To date, we have determined that once the cloud storage access key and dual storage container decryption keys were obtained, the threat actor copied information from backup that contained basic customer account information and related metadata including company names, end-user names, billing addresses, email addresses, telephone numbers, and the IP addresses from which customers were accessing the LastPass service.
The threat actor was also able to copy a backup of customer vault data from the encrypted storage container which is stored in a proprietary binary format that contains both unencrypted data, such as website URLs, as well as fully-encrypted sensitive fields such as website usernames and passwords, secure notes, and form-filled data.
Which is kind of the definition of nightmare scenario for someone who runs an online service that promises to keep your secrets safe from outside attackers.
I deleted my LastPass account with extreme prejudice years ago, and I have no regrets. I also have no schadenfreude about the company’s current troubles, although I can say with some confidence that this outcome was thoroughly predictable.

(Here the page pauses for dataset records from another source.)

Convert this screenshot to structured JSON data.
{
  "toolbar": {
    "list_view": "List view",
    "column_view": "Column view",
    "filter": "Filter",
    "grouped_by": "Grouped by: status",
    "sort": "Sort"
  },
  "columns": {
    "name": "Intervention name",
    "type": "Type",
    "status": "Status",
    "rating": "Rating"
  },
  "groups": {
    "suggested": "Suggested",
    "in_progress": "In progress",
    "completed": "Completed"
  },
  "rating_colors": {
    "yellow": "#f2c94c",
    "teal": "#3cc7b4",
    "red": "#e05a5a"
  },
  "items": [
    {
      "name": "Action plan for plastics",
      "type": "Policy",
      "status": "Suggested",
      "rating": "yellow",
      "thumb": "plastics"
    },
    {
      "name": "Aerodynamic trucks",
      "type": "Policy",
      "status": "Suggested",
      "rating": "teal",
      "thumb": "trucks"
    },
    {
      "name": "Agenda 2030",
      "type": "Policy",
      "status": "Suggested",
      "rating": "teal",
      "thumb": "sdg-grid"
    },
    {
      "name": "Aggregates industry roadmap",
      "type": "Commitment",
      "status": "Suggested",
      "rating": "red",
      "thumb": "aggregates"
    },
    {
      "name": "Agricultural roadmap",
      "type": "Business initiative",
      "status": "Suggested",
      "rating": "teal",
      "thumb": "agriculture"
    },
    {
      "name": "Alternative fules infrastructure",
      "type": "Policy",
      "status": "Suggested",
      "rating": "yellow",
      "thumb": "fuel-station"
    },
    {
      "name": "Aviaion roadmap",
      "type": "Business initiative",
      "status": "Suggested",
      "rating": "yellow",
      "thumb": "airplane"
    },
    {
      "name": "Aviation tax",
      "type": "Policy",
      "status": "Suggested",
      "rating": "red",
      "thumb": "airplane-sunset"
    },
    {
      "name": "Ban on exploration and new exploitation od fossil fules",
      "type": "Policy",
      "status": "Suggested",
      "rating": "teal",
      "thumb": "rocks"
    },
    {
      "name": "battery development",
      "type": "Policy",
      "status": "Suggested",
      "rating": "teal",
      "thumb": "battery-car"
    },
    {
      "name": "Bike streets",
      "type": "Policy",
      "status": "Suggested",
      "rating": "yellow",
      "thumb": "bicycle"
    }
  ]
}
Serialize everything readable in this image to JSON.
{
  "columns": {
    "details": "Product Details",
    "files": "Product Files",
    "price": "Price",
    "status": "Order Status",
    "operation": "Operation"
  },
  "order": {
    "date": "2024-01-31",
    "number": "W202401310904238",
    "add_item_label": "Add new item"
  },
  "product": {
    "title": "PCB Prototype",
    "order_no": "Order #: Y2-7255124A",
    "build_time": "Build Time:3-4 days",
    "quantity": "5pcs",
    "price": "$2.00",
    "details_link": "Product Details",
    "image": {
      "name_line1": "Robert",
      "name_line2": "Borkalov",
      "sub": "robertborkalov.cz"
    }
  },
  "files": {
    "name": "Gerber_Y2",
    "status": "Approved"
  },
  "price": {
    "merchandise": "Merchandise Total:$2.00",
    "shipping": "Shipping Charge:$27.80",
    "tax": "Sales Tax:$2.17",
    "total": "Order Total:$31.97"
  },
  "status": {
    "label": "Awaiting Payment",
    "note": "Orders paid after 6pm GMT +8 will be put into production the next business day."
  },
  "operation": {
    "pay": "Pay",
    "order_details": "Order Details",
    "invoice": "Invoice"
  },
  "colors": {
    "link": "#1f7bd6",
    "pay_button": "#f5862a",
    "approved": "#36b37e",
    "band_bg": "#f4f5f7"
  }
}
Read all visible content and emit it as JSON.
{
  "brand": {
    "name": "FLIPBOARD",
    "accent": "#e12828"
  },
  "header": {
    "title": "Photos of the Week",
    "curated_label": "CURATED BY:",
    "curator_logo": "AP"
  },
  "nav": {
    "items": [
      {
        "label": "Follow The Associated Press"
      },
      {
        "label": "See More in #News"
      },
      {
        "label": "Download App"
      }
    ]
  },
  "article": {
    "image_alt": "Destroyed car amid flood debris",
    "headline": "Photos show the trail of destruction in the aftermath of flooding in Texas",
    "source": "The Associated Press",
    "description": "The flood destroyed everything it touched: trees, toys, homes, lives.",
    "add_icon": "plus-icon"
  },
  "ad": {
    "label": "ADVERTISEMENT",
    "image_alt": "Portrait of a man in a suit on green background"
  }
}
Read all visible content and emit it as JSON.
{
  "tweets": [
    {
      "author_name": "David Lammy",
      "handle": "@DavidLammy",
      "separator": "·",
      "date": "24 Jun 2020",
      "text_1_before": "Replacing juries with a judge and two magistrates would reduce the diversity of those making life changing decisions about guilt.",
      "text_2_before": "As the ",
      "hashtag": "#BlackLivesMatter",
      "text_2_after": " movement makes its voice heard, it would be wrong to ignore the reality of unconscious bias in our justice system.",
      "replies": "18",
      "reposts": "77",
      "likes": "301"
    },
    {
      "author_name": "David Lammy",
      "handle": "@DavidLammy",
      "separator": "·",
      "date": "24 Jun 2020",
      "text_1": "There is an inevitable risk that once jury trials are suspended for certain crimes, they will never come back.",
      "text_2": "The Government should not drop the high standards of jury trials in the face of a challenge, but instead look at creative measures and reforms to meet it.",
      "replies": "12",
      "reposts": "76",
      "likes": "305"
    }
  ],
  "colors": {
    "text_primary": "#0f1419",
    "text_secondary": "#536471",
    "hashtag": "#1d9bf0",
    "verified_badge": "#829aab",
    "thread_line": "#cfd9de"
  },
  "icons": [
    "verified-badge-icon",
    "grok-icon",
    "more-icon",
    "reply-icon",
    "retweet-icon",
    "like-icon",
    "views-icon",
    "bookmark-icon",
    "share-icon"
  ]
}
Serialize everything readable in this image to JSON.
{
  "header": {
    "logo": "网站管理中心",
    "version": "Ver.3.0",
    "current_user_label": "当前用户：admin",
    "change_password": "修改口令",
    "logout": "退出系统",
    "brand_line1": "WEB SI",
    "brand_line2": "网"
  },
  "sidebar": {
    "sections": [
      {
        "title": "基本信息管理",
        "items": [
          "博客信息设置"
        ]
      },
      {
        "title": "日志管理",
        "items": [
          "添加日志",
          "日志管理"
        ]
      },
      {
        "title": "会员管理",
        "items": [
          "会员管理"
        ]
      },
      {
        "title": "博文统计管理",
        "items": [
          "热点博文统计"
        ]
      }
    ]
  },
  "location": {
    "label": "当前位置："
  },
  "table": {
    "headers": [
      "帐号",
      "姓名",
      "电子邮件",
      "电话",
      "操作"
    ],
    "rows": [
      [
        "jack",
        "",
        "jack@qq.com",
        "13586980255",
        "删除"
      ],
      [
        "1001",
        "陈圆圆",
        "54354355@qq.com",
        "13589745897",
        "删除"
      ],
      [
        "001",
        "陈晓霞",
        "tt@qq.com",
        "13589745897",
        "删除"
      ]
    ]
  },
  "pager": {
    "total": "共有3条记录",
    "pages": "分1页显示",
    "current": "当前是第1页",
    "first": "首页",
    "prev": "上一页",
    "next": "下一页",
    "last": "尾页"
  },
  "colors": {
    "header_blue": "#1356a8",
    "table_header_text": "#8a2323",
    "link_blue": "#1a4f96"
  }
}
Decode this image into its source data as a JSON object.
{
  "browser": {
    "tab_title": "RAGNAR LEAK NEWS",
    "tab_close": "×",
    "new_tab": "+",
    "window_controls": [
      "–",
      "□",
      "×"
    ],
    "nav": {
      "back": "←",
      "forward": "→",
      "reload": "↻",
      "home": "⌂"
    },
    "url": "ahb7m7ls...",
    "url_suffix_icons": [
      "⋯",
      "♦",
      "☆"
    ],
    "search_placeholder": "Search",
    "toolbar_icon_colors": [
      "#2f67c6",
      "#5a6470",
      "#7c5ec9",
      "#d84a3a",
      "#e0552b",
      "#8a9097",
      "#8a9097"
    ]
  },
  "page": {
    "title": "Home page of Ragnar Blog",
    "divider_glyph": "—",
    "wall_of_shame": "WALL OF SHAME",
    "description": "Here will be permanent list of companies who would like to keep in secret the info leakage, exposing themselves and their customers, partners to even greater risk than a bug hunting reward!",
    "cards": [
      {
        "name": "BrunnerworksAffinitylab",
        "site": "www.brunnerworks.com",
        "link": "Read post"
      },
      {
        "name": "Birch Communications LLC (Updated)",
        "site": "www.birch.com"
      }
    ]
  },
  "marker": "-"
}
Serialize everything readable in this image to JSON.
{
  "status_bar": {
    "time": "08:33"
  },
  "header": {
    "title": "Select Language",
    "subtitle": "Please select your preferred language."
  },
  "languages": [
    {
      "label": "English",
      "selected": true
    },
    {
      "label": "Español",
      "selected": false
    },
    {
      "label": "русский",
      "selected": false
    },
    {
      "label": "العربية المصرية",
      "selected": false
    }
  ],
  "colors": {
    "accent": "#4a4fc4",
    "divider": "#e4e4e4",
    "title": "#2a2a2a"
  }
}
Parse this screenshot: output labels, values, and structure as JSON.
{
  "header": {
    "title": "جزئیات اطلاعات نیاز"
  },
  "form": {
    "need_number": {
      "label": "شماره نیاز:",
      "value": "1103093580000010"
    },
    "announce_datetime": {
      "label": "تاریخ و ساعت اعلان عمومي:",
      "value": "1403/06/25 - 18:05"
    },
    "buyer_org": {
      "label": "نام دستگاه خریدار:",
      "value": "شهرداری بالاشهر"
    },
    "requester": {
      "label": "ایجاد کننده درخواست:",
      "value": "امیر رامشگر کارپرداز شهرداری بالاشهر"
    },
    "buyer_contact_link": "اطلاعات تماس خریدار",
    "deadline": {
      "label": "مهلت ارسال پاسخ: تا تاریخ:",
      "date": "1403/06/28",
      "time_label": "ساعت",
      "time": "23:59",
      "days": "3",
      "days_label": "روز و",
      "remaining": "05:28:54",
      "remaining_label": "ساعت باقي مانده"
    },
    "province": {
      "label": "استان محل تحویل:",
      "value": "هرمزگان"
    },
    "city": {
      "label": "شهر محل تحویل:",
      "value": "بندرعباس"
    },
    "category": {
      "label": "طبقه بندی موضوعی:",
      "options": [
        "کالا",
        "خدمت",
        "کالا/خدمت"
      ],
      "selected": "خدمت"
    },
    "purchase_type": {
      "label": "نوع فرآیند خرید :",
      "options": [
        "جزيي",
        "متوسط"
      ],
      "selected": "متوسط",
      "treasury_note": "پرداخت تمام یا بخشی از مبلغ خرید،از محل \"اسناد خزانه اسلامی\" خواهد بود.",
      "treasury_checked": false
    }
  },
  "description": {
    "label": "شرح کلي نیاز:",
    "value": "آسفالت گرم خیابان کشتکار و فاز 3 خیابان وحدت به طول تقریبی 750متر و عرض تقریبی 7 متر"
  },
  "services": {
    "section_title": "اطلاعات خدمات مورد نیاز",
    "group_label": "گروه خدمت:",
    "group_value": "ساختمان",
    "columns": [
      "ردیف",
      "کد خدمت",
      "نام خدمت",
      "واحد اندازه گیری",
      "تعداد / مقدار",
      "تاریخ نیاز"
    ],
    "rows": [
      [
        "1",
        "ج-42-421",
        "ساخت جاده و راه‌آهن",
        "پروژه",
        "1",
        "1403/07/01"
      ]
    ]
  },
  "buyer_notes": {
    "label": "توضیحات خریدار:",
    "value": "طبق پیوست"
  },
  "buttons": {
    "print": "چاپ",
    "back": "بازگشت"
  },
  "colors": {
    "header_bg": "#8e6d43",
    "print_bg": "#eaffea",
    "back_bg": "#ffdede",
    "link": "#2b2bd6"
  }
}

LastPass got gobbled up by LogMeIn back in 2015. And then in 2021, LogMeIn announced it was planning to spin LastPass off as a separate company. Astute observers of the software industry know that this playbook rarely works out well. At the very best, your employees are distracted by the whole M&A song and dance. At worst … well, here we are.
If you currently have a LastPass account, I think this is a wonderful time to explore alternatives. And by “explore alternatives,” I mean export your data, delete your LastPass account, and start fresh with a company that has a better handle on the challenges of securing extremely sensitive customer data.
A few years back, I wrote a review of password managers for ZDNet. It’s still up to date and worth reading: “The 6 best password managers: Easily maintain all your logins.”
If you’d prefer the short version, it goes something like this:
If you can afford a few bucks per month, I recommend 1Password. If you would rather not pay or you just prefer open-source options, get Bitwarden.
But don’t keep using LastPass.
If you don’t currently have a password manager, well, you should. I’ll have more to say about that in the new year.
On an unrelated note, Happy Holidays to you and Judy, Ed.
Great post! Thanks, and happy holidays!